それを横で見ていた古参冒険者が腕を組む。


「こういうのが増えたんだよなぁ。」


「何がだ。」


「お前ら見て、無茶しなくなった若いやつ。」


「無茶は非効率だ。」


ガエンが即答する。


「冒険者としてどうなんだそれ。」


再び笑いが起きた。

アリサが書類をまとめながら言う。


「……でも、静寂の城ってどんな所なんですか?」


ギルド中が静かになる。

ガエンとダグラスは一瞬顔を見合わせた。


「凄くうるさい。」


ダグラスが言うと、


「壊れている。」


とガエンが続ける。


「あと魔族が自由すぎる。」


「不安しかない!」


誰かが叫び、また笑いが広がる。

ダグラスが立ち上がった。


「そろそろ行く。」


ガエンも頷く。


「ドワーフを捕まえねばならん。」


「捕まえるって言い方やめてください!」


アリサが慌てる。

二人が出口へ向かうと、自然と道が開いた。

誰かが手を振る。

別の誰かが杯を掲げる。


「また来いよ!」

「運動会ほんとに呼べよ!」

「優勝商品あるのか!?」


「検討する。」


ガエンが答える。

扉の前で、アリサがもう一度声をかけた。


「ガエンさん、ダグラスさん!」


二人が振り返る。


「……お気をつけて。」


ほんの少しの沈黙の後、ダグラスが静かに言った。


「ありがとう。」


ガエンも短く頷く。


「世話になった。」


ギルドの扉が開く。

朝の光と街の喧騒が流れ込んだ。

背後ではまだ冒険者たちの声が続いている。

二人は振り返らない。

石畳を踏みしめ、

静寂の城へ戻るための最初の一歩を進んだ。


――だが。

数歩歩いたところでダグラスが呟く。


「……財務担当。」


「なんだ。」


「運動会、本当にやるのか?」


少し間がありガエンは真顔で答えた。


「魔王がやるって言ってるんだ。やるしかないだろ。」


ダグラスは小さく笑った。


ガナーノの朝は変わらず賑やかで、

しかしどこか、少しだけ名残惜しかった。


「さて....」


ダグラスが背伸びする。


「帰るか、我らが静寂の城へ。」


「その前にドワーフの里だ。」


ガエンは街の西門へ視線を向けた。


「ドワーフ達を説得できれば、大運動会は成功する」


「競技場建設、城補修、防衛設備……全部まとめて頼む気だな?」


「どうせなら要塞級にする。
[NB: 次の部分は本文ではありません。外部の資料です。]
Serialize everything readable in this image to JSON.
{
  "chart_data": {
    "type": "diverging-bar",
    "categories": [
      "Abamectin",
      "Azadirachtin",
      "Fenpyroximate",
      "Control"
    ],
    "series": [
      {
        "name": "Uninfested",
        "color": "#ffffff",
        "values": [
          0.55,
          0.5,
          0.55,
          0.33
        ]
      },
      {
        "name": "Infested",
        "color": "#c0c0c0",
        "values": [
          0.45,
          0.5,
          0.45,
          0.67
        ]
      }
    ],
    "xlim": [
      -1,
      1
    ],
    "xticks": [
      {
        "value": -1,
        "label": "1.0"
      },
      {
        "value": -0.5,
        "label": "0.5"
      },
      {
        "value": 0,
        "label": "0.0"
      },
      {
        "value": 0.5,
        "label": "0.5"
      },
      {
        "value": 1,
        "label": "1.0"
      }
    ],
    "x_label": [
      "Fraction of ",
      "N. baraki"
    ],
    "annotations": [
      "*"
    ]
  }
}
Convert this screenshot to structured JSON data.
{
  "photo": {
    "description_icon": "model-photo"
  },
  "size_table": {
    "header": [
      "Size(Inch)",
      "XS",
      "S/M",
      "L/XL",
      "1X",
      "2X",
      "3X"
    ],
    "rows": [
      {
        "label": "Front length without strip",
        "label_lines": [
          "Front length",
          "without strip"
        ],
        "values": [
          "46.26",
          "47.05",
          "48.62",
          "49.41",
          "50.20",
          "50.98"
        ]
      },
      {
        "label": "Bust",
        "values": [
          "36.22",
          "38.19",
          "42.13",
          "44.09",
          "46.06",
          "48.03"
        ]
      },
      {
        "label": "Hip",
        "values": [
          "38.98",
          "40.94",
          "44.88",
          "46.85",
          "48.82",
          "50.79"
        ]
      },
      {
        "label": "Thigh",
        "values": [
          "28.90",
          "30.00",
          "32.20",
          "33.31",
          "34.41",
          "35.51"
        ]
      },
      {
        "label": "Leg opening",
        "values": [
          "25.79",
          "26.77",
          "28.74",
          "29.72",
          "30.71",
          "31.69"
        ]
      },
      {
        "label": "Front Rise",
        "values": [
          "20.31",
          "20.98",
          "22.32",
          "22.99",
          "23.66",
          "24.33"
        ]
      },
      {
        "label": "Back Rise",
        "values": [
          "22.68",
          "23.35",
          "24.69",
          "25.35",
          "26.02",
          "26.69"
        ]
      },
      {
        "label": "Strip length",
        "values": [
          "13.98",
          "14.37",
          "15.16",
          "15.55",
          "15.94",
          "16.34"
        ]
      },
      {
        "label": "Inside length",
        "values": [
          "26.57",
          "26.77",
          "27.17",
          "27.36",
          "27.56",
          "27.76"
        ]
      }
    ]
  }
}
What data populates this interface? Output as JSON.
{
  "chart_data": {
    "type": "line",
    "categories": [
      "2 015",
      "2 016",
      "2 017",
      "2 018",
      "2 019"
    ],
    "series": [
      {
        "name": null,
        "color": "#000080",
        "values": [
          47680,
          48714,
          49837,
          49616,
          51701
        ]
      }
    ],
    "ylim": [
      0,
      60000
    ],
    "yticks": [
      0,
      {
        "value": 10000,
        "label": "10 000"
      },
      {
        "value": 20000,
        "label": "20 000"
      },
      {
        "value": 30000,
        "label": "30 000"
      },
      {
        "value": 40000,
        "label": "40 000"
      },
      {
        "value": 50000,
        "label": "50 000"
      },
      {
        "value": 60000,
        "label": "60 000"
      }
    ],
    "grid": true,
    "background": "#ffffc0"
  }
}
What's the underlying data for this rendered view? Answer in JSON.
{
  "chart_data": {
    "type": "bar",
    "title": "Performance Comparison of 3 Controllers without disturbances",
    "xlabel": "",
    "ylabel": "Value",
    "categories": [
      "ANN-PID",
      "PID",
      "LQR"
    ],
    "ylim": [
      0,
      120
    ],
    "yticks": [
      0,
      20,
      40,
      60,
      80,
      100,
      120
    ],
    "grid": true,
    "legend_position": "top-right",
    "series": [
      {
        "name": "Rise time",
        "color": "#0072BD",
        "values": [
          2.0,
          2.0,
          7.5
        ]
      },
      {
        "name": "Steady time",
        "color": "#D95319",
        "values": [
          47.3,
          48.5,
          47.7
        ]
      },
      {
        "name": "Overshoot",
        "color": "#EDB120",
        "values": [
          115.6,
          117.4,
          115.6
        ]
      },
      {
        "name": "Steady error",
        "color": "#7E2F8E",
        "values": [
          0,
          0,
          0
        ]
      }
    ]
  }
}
」


「運動会の規模じゃないぞそれ。」


二人は笑いながら歩き出す。

門を抜けると、山岳地帯へ続く街道が広がっていた。

ドワーフの里――

鍛冶と石工の民が暮らす、頑固で誇り高い職人達の国。


「問題は。」


ダグラスが言う。


「素直に協力してくれるかだな。」


「酒を持っていく。」


「勝ったな。」


「勝ったな。」


二人は同時に頷いた。


こうして――

静寂の城・大運動会計画は、次の段階へ進む。

まずはドワーフの里。

城を直す者達に会いに行くために。

登場人物


バルグラム・・・ドワーフの石工頭、割と話が通じる。


ドワルゴ・・・ドワーフの里の長、鍛治師長。